Guest-reviews intelligence
Every review the portfolio earns lands on one board by morning, from every channel, already tied to the exact stay it came from.
Reputation was the most scattered data I had. Every property collected reviews on Booking.com, Expedia, Google, and TripAdvisor, each with its own login, its own rating scale, and its own inbox. Nobody read all of it across the portfolio, so a cleanliness dip at one property or a recurring front-desk complaint stayed invisible until it had already dragged down a score.
How it works
I built a Python client against MARA, a review API that already aggregates the whole portfolio. It is read-only, keyed by an X-API-Key header, with no server-side filtering, so the pull grabs every review group-wide, caches the last good full pull, and does all the property, date, and rating filtering in Python.

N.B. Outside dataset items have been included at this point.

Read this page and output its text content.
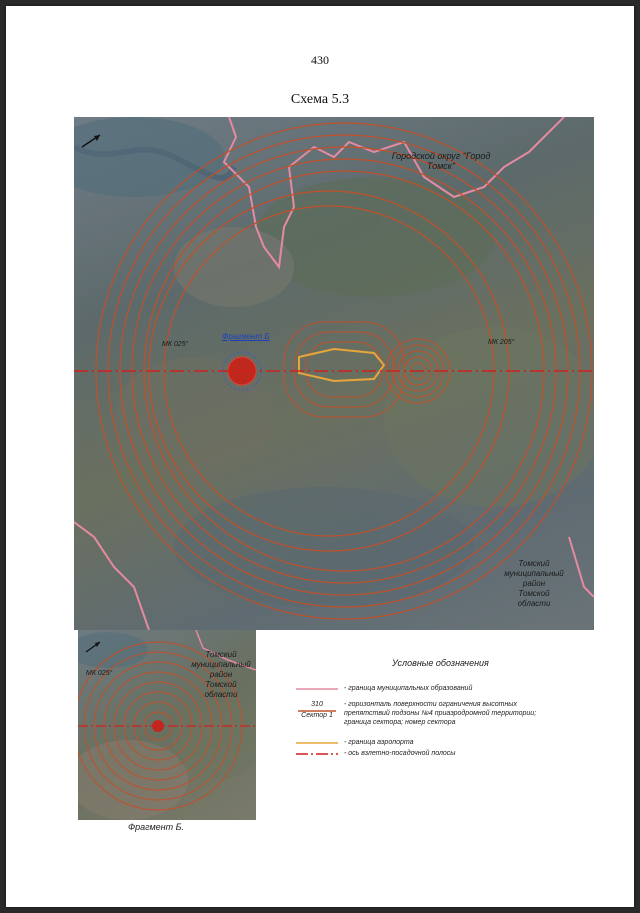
430
Схема 5.3
Городской округ "Город Томск"
Фрагмент Б
МК 025°	МК 205°
Томский
муниципальный
район
Томской
области
МК 025°
Томский
муниципальный
район
Томской
области
Фрагмент Б.
Условные обозначения
- граница муниципальных образований
310
Сектор 1
- горизонталь поверхности ограничения высотных
препятствий подзоны №4 приаэродромной территории;
граница сектора; номер сектора
- граница аэропорта
- ось взлетно-посадочной полосы
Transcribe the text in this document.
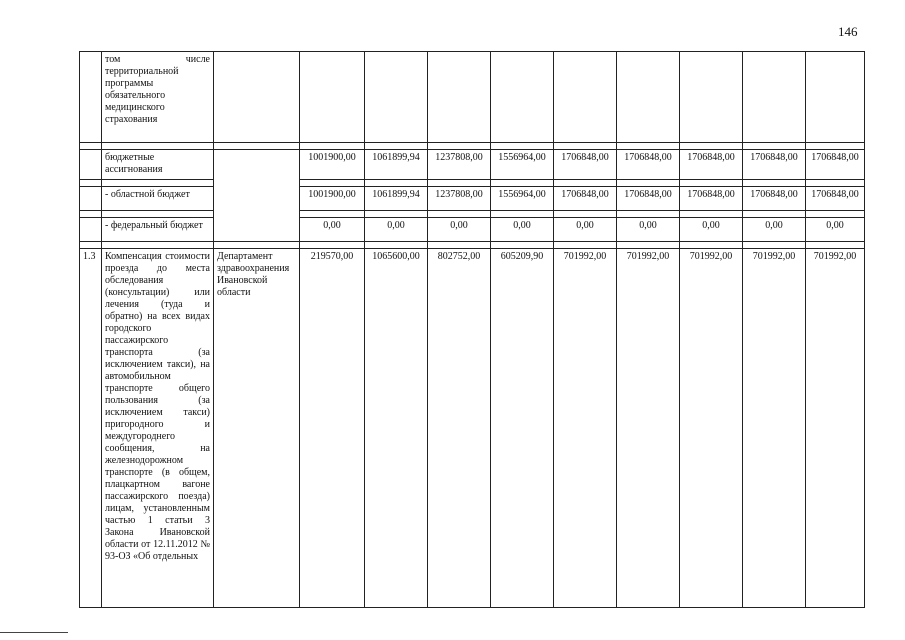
146
	том числе территориальной программы обязательного медицинского страхования										

	бюджетные ассигнования		1001900,00	1061899,94	1237808,00	1556964,00	1706848,00	1706848,00	1706848,00	1706848,00	1706848,00

	- областной бюджет		1001900,00	1061899,94	1237808,00	1556964,00	1706848,00	1706848,00	1706848,00	1706848,00	1706848,00

	- федеральный бюджет		0,00	0,00	0,00	0,00	0,00	0,00	0,00	0,00	0,00

1.3	Компенсация стоимости проезда до места обследования (консультации) или лечения (туда и обратно) на всех видах городского пассажирского транспорта (за исключением такси), на автомобильном транспорте общего пользования (за исключением такси) пригородного и междугороднего сообщения, на железнодорожном транспорте (в общем, плацкартном вагоне пассажирского поезда) лицам, установленным частью 1 статьи 3 Закона Ивановской области от 12.11.2012 № 93-ОЗ «Об отдельных	Департамент здравоохранения Ивановской области	219570,00	1065600,00	802752,00	605209,90	701992,00	701992,00	701992,00	701992,00	701992,00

The one hard rule is to aggregate only on the normalized mara_score, never the native rating, because Booking is out of 10 and Google is out of 5. It runs unattended on a dedicated Mac mini under launchd each morning and publishes a normalized board with themes and subratings.
The part I did not expect: each review carries a reservation_extras block with the room number, the check-in and check-out dates, the rate plan, and the PMS reservation ID. MARA has already resolved the OTA booking back to the exact room and stay, so I can join a review to a specific reservation without a single PMS API call.
The board is live and refreshes daily. The next layer, in progress, uses that same room-and-stay key to tie each cleanliness review back to the housekeeper who cleaned the room. That one stays gated. It touches employee data, and an adversarial audit showed the fairness logic (which clean gets credited, whether the guest even mentioned cleanliness) has to be hardened before any name goes next to a complaint.
This is the guest-services lead running as a cron job. Nobody reads all the reviews anymore, and the exceptions surface themselves.